The case, Sessions v. Dimaya, was first argued in January 2017 but was left with a split vote because of the vacancy caused by the death of Antonin Scalia the previous year. The justices were deadlocked four to four, and the case had to be reargued in October after Gorsuch joined the court.

In 2015, in a similar case called Johnson v. United States, the Supreme Court ruled that a key part of the Armed Career Criminals Act (ACCA) was unconstitutional on similar grounds. The ACCA was also passed with overwhelming bipartisan support in 1984.

In Dimaya, Justice Elena Kagan wrote in an opinion that the lower courts had been unable to apply the law consistently.

“Does car burglary qualify as a violent felony?” Kagan asked. “Some courts say yes, another says no. What of statutory rape? Once again, the circuits part ways. How about evading arrest? The decisions point in different directions. Residential trespass? The same is true.”
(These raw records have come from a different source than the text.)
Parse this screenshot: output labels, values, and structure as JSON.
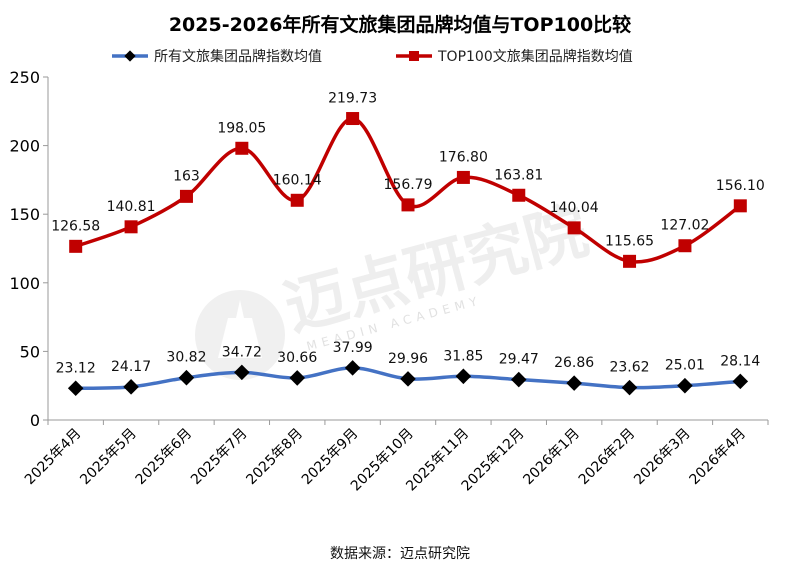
{
  "source": "数据来源：迈点研究院",
  "watermark": {
    "cn": "迈点研究院",
    "en": "MEADIN ACADEMY"
  },
  "chart_data": {
    "type": "line",
    "title": "2025-2026年所有文旅集团品牌均值与TOP100比较",
    "xlabel": "",
    "ylabel": "",
    "ylim": [
      0,
      250
    ],
    "yticks": [
      0,
      50,
      100,
      150,
      200,
      250
    ],
    "grid": false,
    "legend_position": "top",
    "categories": [
      "2025年4月",
      "2025年5月",
      "2025年6月",
      "2025年7月",
      "2025年8月",
      "2025年9月",
      "2025年10月",
      "2025年11月",
      "2025年12月",
      "2026年1月",
      "2026年2月",
      "2026年3月",
      "2026年4月"
    ],
    "series": [
      {
        "name": "所有文旅集团品牌指数均值",
        "color": "#4472C4",
        "marker": "diamond",
        "marker_color": "#000000",
        "values": [
          23.12,
          24.17,
          30.82,
          34.72,
          30.66,
          37.99,
          29.96,
          31.85,
          29.47,
          26.86,
          23.62,
          25.01,
          28.14
        ],
        "labels": [
          "23.12",
          "24.17",
          "30.82",
          "34.72",
          "30.66",
          "37.99",
          "29.96",
          "31.85",
          "29.47",
          "26.86",
          "23.62",
          "25.01",
          "28.14"
        ]
      },
      {
        "name": "TOP100文旅集团品牌指数均值",
        "color": "#C00000",
        "marker": "square",
        "marker_color": "#C00000",
        "values": [
          126.58,
          140.81,
          163,
          198.05,
          160.14,
          219.73,
          156.79,
          176.8,
          163.81,
          140.04,
          115.65,
          127.02,
          156.1
        ],
        "labels": [
          "126.58",
          "140.81",
          "163",
          "198.05",
          "160.14",
          "219.73",
          "156.79",
          "176.80",
          "163.81",
          "140.04",
          "115.65",
          "127.02",
          "156.10"
        ]
      }
    ]
  }
}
The government’s brief argued that immigration statutes should be treated differently than laws that treated crimes. However, Kagan pointed to a 1951 Supreme Court Decision, Jordan v. De George, which held that both immigration and criminal laws should be tested for constitutional vagueness “in view of the grave nature of deportation.”

Clarence Thomas wrote a scathing dissent in which he argued that immigration laws require only the most minimal due process scrutiny.

While Tuesday’s decision came as a setback to the Trump administration’s plan to fast-track deportation, the defense of democratic rights cannot be entrusted to the Supreme Court.

The Supreme Court recently ruled that immigrants awaiting deportation were not entitled to due process. In a five-to-three decision, the Court ruled in Jennings v. Rodriguez that the government can indefinitely detain immigrants, depriving them of the right to bail. Kagan recused herself from the decision because she previously argued against granting bond hearings in the same case when she was solicitor general under the Obama administration.